The EVs were genotyped from rectal swab specimens. Viral RNA was extracted directly from the clinical specimens using a QIAamp Viral RNA Mini Kit (Qiagen, Santa Clara, CA) and stored at -80 °C. A commercial real-time PCR Kit panel (Jiangsu Bioperfectus Technologies Co., Ltd., China, http://en.s-sbio.com/) was used to determine enterovirus type and subtype, including EV-A71, CV-A16, CV-A6, and CV-A10, as previously described [22, 23]. A partial VP1 gene sequence was amplified using one-step reverse transcription polymerase chain reaction (TaKaRa) with primers 292/222 as previously described [24], and the amplicons were sequenced directly. EVs were genotyped by sequence comparison by using BLAST (http://blast.ncbi.nlm.nih.gov/Blast.cgi). The sequenced DNA fragments were assembled into complete genomes using ContigExpress project in Vector NTI version 11.5. Multiple-sequence alignments were performed using the MAFFT software (http://www.ebi.ac.uk/Tools/mafft/).

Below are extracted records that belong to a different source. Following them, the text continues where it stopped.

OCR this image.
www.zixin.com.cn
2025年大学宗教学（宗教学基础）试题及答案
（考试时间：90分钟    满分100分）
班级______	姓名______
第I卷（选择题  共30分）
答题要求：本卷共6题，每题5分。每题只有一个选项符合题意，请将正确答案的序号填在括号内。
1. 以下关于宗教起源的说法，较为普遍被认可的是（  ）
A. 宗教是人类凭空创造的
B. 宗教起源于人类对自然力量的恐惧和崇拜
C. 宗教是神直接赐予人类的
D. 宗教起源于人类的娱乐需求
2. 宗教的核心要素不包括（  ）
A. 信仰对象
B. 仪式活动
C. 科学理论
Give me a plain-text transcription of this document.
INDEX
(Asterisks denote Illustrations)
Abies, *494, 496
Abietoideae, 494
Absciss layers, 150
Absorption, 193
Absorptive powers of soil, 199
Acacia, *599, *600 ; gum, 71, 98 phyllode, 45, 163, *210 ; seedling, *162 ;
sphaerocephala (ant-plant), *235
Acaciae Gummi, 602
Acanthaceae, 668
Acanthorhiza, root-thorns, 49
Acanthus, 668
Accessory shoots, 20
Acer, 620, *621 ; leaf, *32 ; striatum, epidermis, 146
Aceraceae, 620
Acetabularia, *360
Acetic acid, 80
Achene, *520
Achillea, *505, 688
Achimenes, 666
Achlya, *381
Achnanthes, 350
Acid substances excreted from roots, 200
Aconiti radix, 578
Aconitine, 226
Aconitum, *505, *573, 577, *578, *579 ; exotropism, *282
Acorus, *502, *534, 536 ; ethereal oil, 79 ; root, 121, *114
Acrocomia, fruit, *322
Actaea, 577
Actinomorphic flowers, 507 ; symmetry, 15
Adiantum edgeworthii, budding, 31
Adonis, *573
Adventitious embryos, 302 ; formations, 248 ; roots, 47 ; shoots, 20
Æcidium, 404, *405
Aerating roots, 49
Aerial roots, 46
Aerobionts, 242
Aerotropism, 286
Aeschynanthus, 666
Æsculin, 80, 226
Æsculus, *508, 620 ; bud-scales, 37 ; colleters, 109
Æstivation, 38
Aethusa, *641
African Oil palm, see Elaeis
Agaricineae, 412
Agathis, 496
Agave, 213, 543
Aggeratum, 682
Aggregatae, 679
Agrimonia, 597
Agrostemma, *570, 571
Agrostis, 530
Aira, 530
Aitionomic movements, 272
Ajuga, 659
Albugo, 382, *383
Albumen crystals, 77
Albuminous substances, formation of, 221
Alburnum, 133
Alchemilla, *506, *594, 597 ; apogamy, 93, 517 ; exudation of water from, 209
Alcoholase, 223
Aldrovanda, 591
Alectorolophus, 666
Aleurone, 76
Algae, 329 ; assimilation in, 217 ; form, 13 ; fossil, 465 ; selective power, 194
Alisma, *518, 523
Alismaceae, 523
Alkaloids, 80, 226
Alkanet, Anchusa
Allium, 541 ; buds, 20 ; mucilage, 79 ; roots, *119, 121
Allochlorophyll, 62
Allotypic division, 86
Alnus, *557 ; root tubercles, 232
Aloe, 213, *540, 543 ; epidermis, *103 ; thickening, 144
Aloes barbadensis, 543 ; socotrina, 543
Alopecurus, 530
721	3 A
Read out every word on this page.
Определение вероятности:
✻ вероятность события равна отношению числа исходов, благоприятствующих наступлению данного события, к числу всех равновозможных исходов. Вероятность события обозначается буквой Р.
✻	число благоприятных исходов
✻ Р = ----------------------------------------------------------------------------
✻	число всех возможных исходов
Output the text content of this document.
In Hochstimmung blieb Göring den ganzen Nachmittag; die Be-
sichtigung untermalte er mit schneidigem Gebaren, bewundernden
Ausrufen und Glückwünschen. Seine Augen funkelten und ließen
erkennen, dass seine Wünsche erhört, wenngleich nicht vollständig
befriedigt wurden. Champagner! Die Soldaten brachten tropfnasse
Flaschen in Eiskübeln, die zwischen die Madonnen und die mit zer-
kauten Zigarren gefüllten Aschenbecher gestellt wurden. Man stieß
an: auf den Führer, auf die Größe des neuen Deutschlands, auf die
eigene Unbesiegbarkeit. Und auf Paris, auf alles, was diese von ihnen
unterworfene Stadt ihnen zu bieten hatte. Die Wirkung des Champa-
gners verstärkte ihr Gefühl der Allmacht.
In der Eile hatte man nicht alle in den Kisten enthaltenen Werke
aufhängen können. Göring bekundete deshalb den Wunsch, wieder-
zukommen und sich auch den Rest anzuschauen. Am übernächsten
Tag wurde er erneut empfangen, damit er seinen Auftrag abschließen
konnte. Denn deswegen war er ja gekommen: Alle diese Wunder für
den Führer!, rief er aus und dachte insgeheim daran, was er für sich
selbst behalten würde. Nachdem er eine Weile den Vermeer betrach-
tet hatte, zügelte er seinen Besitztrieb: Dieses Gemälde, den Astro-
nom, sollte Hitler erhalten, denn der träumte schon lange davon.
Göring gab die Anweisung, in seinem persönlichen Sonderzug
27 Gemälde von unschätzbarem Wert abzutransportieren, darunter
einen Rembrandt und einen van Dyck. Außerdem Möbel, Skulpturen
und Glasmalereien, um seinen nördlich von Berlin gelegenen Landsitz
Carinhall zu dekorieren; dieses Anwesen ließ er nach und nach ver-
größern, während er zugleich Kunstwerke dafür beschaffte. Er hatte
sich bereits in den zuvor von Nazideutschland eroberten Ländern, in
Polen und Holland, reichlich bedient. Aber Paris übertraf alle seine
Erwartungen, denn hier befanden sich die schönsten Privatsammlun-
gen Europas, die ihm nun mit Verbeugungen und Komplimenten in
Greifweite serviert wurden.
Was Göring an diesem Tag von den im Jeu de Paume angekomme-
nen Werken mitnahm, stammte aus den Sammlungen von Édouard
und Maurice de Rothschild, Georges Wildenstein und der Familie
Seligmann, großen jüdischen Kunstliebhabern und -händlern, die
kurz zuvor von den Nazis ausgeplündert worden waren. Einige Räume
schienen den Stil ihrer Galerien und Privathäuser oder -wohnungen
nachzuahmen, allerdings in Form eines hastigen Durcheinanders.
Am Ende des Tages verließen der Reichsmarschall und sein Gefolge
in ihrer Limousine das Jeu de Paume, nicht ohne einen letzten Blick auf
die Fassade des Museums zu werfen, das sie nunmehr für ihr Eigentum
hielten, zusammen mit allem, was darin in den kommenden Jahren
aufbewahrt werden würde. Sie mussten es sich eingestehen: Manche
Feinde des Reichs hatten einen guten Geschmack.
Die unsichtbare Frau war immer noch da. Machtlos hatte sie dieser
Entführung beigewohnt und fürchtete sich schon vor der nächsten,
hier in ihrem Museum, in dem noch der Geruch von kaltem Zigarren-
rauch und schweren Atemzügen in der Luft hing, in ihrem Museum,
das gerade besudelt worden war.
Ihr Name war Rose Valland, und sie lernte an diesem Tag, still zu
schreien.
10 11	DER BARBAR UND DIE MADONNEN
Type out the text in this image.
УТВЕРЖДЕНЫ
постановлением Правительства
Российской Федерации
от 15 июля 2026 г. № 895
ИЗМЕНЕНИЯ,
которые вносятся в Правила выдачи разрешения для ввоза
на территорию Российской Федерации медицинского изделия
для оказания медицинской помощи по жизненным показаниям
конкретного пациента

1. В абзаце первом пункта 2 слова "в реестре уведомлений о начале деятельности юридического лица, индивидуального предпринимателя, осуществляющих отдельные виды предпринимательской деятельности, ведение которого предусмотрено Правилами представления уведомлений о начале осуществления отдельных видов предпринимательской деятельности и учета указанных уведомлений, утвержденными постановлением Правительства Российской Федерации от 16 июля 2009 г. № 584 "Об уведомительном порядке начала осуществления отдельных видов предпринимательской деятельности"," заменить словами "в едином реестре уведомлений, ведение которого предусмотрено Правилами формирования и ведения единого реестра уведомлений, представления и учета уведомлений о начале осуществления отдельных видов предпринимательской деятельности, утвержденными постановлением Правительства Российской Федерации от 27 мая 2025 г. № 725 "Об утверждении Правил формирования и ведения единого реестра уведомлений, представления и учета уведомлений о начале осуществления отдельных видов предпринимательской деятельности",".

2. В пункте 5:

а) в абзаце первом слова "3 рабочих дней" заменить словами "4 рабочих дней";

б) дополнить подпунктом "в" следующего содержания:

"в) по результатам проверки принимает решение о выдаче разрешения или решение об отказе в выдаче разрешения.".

Phylogenetic trees were constructed by the maximum likelihood (ML) method using the MEGA version 7 software [25].
Statistical analysis
We calculated the means and standard deviations for normally distributed variables, and the medians (interval of quartiles) for variables with skewed distribution. For pairwise comparisons, Student’s t-test and nonparametric tests were applied in case of normal and non-normal distributions, respectively. Frequency and percent values were calculated for categorical variables, and the chi-square test was used to determine the differences in these variables between neonatal and paired siblings with HFMD. Logistic analysis was applied to calculate the risk of clinical manifestations in these two groups. All statistical analyses were conducted using SPSS 17.0 software. A p-value <0.01 was regarded as statistically significant.